Famous modernist homes get a horrifying Thomas Kinkade makeover

By Mark Wilson

The Eames House is a stalwart of midcentury modernism. A metal and glass box sitting among the trees of the Pacific Palisades, it was built as part of an Arts & Architecture magazine initiative to “express man’s life in the modern world.”


So let’s change the context a bit. Let’s add a cobblestone path, a drinking well, and hydrangeas as far as the eye can see–all set to the hue of a permanent 7 p.m. sky. It’s the Eames House rendered in Thomas Kinkade’s treacly, generic style. It’s strange. It’s wrong. And it’s hilarious.

The series of modernist Kinkade mashups was developed by architect @Robyniko. “A fellow architect I’m friends with on Twitter asked if anyone did modernist paintings in the style of Thomas Kinkade. I responded that I thought it was a great idea, and someone should start with a modernist box, like the Fisher House by Louis Kahn, mainly because when I Googled his houses, that one had very orangey-illuminated windows,” he says. “It was one of those things you chuckle to yourself thinking about ‘what if’ and then move on with your life. But my family was gone for the weekend, so I decided to indulge my curiosity about how these famous modernist homes would fit into Kinkade’s universe.”

Famous modernist homes get a horrifying Thomas Kinkade makeover | DeviceDaily.com

Gehry Haus [Photo Illustration: @robyniko]

To create each piece, Robyniko gathers images of the houses (which include recognizable modernist all-stars like the Gehry House, Farnsworth House, and Glass House) and suitable Kinkades. Then he Photoshops them together. All in all, the whole process takes roughly an hour per piece.

Famous modernist homes get a horrifying Thomas Kinkade makeover | DeviceDaily.com

Glass House [Photo Illustration: @robyniko]

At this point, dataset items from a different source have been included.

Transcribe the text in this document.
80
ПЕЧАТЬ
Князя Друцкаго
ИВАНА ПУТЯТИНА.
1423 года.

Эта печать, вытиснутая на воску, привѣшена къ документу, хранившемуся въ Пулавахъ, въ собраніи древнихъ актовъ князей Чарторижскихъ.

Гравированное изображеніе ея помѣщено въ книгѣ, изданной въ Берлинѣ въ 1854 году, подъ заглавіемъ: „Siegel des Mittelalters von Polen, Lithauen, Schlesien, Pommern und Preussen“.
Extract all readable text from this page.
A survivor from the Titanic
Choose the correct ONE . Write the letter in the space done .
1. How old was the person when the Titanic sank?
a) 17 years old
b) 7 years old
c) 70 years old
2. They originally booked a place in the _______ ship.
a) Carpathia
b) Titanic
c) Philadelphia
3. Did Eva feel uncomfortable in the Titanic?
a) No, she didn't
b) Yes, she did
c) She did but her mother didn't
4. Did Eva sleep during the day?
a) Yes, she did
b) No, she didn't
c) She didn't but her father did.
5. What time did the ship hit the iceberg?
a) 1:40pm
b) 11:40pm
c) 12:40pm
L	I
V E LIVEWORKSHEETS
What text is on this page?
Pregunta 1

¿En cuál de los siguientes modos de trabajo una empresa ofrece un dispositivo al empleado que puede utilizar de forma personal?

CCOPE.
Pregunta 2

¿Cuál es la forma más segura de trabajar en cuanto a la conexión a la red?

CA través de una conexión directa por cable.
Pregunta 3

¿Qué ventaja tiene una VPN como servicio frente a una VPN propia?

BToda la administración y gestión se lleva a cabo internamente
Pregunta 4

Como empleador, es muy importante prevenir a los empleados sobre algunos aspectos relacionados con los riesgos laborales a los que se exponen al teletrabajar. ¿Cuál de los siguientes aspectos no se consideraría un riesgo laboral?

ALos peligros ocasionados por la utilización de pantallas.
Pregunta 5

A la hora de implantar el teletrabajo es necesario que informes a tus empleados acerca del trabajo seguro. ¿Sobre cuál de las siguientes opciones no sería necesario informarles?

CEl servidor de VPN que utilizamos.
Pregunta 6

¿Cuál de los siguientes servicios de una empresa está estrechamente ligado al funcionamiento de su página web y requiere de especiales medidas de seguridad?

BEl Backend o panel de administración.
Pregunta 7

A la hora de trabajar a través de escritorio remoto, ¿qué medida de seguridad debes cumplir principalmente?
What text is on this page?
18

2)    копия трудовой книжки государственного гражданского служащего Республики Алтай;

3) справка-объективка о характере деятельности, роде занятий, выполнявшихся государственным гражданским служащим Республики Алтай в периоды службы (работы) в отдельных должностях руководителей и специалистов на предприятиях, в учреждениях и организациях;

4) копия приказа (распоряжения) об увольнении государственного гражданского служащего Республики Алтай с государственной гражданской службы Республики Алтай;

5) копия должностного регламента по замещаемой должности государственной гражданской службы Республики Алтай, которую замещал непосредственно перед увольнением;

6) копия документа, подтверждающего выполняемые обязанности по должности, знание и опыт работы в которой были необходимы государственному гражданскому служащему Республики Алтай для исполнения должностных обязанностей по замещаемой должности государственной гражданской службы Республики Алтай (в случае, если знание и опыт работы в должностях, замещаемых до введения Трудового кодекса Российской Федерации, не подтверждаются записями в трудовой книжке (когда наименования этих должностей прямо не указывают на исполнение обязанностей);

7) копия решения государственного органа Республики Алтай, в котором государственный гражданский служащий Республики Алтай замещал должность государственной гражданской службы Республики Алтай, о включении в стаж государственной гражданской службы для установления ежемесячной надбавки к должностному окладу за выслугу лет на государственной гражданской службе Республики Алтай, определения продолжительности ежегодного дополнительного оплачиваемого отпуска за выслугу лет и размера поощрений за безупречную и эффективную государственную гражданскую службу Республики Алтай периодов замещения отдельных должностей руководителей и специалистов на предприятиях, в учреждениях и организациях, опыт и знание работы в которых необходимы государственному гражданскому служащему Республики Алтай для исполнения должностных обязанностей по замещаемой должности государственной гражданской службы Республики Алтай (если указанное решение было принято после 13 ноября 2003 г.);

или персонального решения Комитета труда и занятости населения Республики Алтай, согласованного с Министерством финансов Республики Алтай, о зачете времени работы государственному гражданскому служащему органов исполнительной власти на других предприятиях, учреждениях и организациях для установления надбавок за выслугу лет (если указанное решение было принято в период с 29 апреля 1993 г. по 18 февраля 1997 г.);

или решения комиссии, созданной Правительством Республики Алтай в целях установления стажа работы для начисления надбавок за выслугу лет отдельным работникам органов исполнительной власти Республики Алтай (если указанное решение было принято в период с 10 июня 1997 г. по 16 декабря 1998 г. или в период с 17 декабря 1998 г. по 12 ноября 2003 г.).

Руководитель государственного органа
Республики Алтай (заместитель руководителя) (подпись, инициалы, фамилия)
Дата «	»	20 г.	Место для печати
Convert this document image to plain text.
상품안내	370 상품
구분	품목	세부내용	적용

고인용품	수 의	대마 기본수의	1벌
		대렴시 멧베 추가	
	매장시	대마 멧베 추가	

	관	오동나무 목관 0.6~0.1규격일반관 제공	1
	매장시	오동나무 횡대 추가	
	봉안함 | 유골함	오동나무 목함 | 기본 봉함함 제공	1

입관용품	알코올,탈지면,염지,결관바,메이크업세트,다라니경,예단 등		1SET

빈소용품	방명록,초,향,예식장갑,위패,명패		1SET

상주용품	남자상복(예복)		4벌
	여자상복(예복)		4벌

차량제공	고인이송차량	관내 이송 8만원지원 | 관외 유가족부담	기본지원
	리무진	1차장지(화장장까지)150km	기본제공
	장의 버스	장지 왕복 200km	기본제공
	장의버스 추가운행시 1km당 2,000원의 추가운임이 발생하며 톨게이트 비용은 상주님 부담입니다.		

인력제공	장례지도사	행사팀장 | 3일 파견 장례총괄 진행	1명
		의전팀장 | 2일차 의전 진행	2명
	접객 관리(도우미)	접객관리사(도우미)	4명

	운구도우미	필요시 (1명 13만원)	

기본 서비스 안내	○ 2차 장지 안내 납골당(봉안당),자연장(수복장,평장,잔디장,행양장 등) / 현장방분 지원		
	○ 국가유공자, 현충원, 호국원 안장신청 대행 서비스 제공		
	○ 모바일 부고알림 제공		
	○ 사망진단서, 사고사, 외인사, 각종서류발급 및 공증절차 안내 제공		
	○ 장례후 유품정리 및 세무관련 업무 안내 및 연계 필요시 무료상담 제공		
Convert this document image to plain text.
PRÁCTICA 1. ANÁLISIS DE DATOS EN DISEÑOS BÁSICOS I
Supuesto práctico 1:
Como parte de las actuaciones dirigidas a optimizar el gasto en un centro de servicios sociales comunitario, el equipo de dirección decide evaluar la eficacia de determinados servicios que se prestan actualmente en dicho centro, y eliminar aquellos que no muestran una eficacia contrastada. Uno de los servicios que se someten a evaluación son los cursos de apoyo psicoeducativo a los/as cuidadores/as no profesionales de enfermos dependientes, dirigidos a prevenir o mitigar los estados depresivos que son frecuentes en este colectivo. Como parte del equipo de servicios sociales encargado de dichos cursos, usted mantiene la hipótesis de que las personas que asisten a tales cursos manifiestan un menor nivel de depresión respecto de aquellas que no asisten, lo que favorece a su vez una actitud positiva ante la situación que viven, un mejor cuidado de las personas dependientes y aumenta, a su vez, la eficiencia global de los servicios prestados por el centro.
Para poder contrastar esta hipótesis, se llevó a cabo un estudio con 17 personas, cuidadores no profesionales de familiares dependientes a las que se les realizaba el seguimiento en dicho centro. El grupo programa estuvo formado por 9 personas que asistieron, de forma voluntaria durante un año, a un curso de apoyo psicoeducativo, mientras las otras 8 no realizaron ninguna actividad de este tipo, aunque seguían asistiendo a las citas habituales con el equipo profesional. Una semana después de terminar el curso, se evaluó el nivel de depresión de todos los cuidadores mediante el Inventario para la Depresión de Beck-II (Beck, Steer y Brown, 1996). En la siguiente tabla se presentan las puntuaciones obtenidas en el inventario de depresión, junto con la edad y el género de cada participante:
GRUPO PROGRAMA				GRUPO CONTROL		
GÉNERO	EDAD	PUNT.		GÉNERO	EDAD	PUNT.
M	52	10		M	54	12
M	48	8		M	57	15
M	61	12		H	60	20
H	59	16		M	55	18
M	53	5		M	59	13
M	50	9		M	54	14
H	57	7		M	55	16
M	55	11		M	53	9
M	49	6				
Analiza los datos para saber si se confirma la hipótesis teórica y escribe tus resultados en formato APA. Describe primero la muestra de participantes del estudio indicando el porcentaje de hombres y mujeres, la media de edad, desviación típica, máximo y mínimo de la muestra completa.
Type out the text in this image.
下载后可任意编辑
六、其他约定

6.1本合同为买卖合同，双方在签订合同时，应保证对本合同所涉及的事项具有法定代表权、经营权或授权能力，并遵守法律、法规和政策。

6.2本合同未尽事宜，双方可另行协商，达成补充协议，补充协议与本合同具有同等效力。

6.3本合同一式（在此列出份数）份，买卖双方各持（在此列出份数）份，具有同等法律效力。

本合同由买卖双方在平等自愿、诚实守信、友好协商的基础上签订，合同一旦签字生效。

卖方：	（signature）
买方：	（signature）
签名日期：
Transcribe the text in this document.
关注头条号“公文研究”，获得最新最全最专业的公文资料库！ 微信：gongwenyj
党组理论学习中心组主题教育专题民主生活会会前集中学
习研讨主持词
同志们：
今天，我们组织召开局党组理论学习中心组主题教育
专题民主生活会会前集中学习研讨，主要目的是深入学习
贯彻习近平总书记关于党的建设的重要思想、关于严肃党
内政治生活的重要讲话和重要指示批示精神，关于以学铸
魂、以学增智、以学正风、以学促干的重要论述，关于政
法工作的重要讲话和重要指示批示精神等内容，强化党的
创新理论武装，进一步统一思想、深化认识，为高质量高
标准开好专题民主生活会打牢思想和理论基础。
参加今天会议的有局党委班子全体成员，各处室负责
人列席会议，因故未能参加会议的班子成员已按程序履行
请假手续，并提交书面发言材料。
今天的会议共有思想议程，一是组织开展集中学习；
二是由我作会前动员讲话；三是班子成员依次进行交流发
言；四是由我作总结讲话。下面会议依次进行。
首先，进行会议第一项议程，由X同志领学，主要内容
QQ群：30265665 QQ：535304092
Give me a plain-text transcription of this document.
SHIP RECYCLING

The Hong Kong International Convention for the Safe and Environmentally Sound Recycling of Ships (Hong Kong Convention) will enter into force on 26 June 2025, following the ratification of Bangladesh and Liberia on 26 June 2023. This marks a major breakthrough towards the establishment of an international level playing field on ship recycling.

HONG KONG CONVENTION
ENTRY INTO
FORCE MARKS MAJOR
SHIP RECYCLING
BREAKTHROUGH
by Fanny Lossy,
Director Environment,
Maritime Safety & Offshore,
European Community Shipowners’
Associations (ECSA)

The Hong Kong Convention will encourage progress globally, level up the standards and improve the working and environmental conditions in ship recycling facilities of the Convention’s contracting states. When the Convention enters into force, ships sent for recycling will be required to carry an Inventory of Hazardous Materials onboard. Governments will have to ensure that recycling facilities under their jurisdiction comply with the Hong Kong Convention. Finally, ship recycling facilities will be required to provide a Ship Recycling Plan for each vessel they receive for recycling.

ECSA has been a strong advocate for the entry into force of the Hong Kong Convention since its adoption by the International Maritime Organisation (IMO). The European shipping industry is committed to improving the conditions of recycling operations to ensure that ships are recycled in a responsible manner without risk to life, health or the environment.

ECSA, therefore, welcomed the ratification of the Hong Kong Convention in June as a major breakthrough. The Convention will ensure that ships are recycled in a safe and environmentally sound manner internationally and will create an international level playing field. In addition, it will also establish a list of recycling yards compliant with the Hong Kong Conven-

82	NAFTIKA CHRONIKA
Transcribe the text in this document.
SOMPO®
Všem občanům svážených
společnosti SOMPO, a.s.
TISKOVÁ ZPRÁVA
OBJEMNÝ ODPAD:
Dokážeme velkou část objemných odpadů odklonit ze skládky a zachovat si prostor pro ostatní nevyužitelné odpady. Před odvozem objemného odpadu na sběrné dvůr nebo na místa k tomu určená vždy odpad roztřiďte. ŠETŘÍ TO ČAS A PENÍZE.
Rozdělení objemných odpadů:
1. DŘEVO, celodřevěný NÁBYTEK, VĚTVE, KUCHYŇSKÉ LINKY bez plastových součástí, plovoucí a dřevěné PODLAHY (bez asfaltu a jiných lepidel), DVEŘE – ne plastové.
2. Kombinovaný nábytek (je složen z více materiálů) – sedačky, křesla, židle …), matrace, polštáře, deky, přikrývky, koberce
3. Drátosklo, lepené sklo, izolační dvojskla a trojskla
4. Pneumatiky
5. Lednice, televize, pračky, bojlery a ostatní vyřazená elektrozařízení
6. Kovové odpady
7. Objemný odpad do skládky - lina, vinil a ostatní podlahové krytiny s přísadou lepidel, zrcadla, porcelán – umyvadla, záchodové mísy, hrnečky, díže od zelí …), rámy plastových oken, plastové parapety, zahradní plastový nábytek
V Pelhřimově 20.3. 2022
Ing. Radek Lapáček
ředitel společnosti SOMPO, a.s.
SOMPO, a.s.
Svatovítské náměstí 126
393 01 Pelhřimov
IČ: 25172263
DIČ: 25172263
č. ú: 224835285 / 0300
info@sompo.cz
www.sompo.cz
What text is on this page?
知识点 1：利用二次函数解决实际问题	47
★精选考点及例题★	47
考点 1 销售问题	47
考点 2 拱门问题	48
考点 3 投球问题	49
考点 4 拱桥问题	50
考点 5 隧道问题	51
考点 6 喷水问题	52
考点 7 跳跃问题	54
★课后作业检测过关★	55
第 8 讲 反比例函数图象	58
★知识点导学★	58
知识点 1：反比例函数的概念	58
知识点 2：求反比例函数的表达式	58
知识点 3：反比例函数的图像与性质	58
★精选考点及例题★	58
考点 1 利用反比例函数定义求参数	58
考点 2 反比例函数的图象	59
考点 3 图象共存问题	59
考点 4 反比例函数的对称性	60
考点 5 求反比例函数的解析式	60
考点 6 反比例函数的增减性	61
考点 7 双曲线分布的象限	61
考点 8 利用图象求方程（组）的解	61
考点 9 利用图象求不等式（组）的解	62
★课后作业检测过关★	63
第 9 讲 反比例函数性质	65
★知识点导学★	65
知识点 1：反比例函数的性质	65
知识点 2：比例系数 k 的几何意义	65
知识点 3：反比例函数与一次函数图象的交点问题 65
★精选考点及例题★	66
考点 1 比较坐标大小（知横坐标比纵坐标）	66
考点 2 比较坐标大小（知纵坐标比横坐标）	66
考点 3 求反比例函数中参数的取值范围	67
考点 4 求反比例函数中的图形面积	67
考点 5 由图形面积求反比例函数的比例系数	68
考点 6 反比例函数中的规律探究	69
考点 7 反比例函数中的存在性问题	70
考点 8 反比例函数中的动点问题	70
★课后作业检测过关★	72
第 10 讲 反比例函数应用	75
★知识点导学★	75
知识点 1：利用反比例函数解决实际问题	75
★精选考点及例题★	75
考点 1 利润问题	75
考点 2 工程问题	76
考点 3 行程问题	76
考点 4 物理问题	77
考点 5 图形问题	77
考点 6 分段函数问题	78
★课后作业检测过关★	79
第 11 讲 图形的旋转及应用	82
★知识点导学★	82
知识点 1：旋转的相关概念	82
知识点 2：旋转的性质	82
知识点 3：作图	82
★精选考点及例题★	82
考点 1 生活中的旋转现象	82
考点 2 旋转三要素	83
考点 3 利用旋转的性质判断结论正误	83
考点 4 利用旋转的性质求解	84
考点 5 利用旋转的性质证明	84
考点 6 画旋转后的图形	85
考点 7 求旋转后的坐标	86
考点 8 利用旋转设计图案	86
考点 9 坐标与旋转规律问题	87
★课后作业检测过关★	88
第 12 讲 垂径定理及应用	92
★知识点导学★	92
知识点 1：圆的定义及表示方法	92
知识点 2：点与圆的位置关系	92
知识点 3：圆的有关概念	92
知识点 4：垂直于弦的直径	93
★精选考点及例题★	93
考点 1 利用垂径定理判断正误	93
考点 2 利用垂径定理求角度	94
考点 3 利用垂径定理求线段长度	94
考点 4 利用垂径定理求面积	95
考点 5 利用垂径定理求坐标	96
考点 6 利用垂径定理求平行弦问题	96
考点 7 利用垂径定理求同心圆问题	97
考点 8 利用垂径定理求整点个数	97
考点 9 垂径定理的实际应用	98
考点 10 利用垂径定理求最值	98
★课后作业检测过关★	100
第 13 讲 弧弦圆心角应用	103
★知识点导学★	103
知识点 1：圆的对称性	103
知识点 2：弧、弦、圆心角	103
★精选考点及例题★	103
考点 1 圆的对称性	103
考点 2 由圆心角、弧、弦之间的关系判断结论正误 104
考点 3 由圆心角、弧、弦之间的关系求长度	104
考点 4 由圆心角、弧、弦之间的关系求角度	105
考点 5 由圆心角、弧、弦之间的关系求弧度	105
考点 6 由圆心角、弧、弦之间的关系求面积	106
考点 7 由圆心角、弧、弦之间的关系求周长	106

What does it all mean? That’s open to interpretation. “Given the difference in who typically appreciates Kinkade’s ‘never-was’ nostalgia versus who likes Modernist architecture, it can be part of a conversation about architecture, representation, and how the public responds to both,” he says. Architecture is self-important and shies away from plebeian tastes. Meanwhile, Kinkade is almost overly democratic–so sappily romanticizing a time that never was that it’s patronizing to its audience. In mashing the two ideas together by placing the Eames House into a Kinkade, Robyniko seems to make a tacit point: The “modernism” many designers still aspire to today is itself a nostalgic ideal.